Food price inflation returns to low levels

Food price inflation returned to low levels in July 2021, ranging between 1.2 and 2.4 percent in the second half of 2021 as the impact of a rise in the value added tax from 5 to 15 percent introduced in July 2020 wore off. The value added tax hike was implemented amidst low global oil prices that put pressure on the national budget. The oil sector contributes about 50 percent of the Gross domestic product (GDP) and oil revenues cover about 80 percent of country’s budget expenses.

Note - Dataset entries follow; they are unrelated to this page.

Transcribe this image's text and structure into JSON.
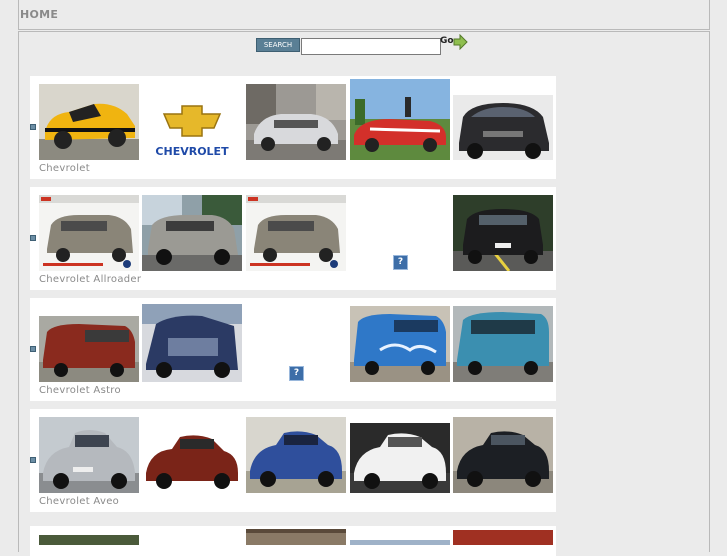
{
  "nav": {
    "home_label": "HOME"
  },
  "search": {
    "label": "SEARCH",
    "value": "",
    "go_label": "Go"
  },
  "missing_image_glyph": "?",
  "colors": {
    "accent": "#5a7f95",
    "background": "#ebebeb",
    "caption": "#8a8a8a"
  },
  "sections": [
    {
      "title": "Chevrolet"
    },
    {
      "title": "Chevrolet Allroader"
    },
    {
      "title": "Chevrolet Astro"
    },
    {
      "title": "Chevrolet Aveo"
    }
  ]
}
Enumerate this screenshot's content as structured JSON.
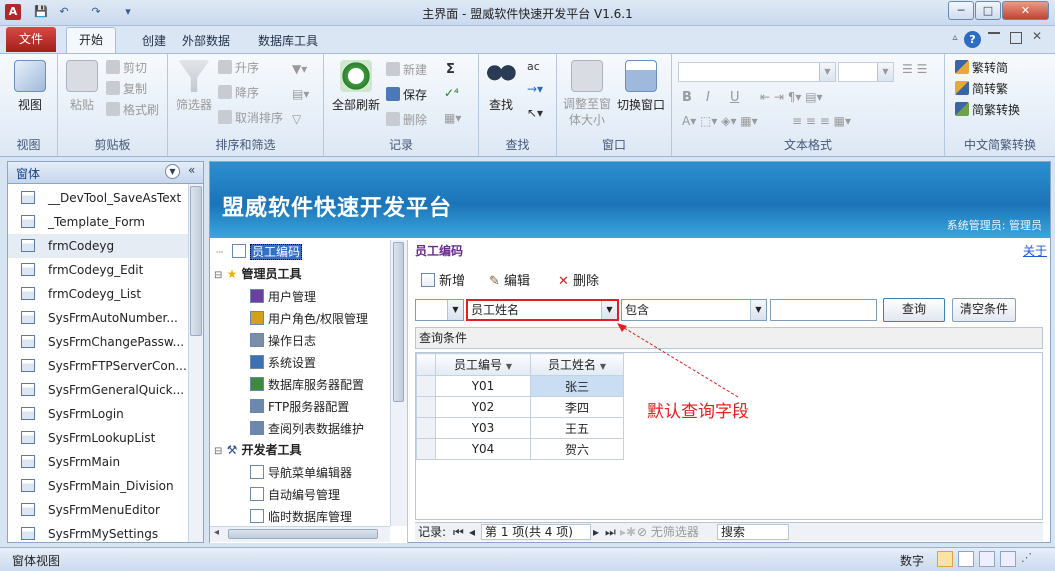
{
  "window": {
    "title": "主界面 - 盟威软件快速开发平台 V1.6.1",
    "min": "─",
    "max": "□",
    "close": "✕"
  },
  "tabs": {
    "file": "文件",
    "home": "开始",
    "create": "创建",
    "external": "外部数据",
    "dbtools": "数据库工具"
  },
  "ribbon": {
    "view": {
      "btn": "视图",
      "group": "视图"
    },
    "clipboard": {
      "paste": "粘贴",
      "cut": "剪切",
      "copy": "复制",
      "format_painter": "格式刷",
      "group": "剪贴板"
    },
    "sort": {
      "filter": "筛选器",
      "asc": "升序",
      "desc": "降序",
      "remove": "取消排序",
      "group": "排序和筛选"
    },
    "records": {
      "refresh": "全部刷新",
      "new": "新建",
      "save": "保存",
      "delete": "删除",
      "sum": "Σ",
      "group": "记录"
    },
    "find": {
      "find": "查找",
      "group": "查找"
    },
    "window": {
      "resize": "调整至窗体大小",
      "switch": "切换窗口",
      "group": "窗口"
    },
    "text": {
      "bold": "B",
      "italic": "I",
      "underline": "U",
      "group": "文本格式"
    },
    "chinese": {
      "t2s": "繁转简",
      "s2t": "简转繁",
      "conv": "简繁转换",
      "group": "中文简繁转换"
    }
  },
  "nav": {
    "header": "窗体",
    "items": [
      "__DevTool_SaveAsText",
      "_Template_Form",
      "frmCodeyg",
      "frmCodeyg_Edit",
      "frmCodeyg_List",
      "SysFrmAutoNumber...",
      "SysFrmChangePassw...",
      "SysFrmFTPServerCon...",
      "SysFrmGeneralQuick...",
      "SysFrmLogin",
      "SysFrmLookupList",
      "SysFrmMain",
      "SysFrmMain_Division",
      "SysFrmMenuEditor",
      "SysFrmMySettings"
    ]
  },
  "banner": {
    "title": "盟威软件快速开发平台",
    "user": "系统管理员: 管理员"
  },
  "tree": {
    "employee_code": "员工编码",
    "admin_tools": "管理员工具",
    "admin_items": [
      "用户管理",
      "用户角色/权限管理",
      "操作日志",
      "系统设置",
      "数据库服务器配置",
      "FTP服务器配置",
      "查阅列表数据维护"
    ],
    "dev_tools": "开发者工具",
    "dev_items": [
      "导航菜单编辑器",
      "自动编号管理",
      "临时数据库管理"
    ]
  },
  "form": {
    "title": "员工编码",
    "close_link": "关于",
    "toolbar": {
      "add": "新增",
      "edit": "编辑",
      "delete": "删除"
    },
    "filter": {
      "field": "员工姓名",
      "op": "包含",
      "value": "",
      "query": "查询",
      "clear": "清空条件"
    },
    "query_label": "查询条件",
    "columns": [
      "员工编号",
      "员工姓名"
    ],
    "rows": [
      [
        "Y01",
        "张三"
      ],
      [
        "Y02",
        "李四"
      ],
      [
        "Y03",
        "王五"
      ],
      [
        "Y04",
        "贺六"
      ]
    ],
    "annotation": "默认查询字段",
    "recnav": {
      "label": "记录:",
      "position": "第 1 项(共 4 项)",
      "nofilter": "无筛选器",
      "search": "搜索"
    }
  },
  "status": {
    "left": "窗体视图",
    "right": "数字"
  }
}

In 2020, as the measures to contain the spread of COVID‑19 pandemic slowed down the economic activity across the world and compressed global oil prices, the country’s GDP contracted by over 4 percent. In the third quarter of 2021, the economy grew by 6.8 percent compared to the same quarter of 2020 and by 5.8 percent compared to the second quarter of 2021, driven mostly by higher oil output as international oil prices recovered.